ROC curve and PR curve of the model evaluation on LINCS-L1000-NCI60-24h dataset. a The graph of Receiver Operating Characteristic. b The graph of Precision-Recall

Furthermore, we also matched and correlated the LINCS-L1000 perturbation screens, CTRP data and NCI60 data according to the matching method described above. The drug with the perturbation time of 24 h was recorded as LINCS-L1000-CTRP-NCI60-24h. In this experiment, we used CTRP-L1000-6h, CTRP-L1000-24h and Achilles-L1000-96h models to predict the cell viability in three major data sets, which had drugs and cell lines in common. We also binarized the drug sensitivity data in NCI60.

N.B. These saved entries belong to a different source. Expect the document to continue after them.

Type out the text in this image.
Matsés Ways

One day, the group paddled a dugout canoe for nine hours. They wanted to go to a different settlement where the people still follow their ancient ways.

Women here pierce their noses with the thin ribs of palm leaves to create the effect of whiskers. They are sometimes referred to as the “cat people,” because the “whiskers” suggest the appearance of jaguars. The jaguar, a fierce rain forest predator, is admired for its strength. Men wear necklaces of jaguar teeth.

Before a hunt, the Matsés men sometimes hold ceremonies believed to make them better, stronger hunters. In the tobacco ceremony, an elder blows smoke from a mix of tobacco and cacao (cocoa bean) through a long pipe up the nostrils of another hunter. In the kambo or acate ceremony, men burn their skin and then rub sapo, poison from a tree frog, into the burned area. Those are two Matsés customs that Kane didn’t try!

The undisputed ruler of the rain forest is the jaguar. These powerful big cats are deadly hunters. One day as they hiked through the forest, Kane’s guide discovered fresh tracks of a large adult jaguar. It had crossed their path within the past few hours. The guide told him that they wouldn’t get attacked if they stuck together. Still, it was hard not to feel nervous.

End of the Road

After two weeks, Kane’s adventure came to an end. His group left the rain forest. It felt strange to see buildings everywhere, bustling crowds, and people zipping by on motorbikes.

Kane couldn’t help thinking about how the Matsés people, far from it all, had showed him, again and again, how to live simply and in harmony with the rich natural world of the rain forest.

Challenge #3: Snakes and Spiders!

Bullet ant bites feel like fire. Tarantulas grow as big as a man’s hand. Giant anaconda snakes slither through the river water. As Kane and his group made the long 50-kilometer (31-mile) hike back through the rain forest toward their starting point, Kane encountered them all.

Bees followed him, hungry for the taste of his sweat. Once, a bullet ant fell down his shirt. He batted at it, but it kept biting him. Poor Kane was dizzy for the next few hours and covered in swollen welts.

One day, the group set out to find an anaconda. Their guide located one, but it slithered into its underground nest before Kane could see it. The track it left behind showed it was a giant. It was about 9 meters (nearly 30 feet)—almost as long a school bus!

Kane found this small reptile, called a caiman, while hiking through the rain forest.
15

Finally, we used the ROC curve and PR curve to discuss and analyze the experimental results. As shown in Additional file 1: Fig. S4, when we used the Achilles-L1000-96h model, the CTRP-L1000-24h model and the CTRP-L1000-6h model to predict the effectiveness of the drug, the area under the ROC curve achieved 0.78, 0.80 and 0.72, respectively, and the area under the PR curve achieved 0.98, 0.98 and 0.97, respectively. The above results indicated the superior prediction performance of the Achilles-L1000-96h model and the CTRP-L1000-24h model.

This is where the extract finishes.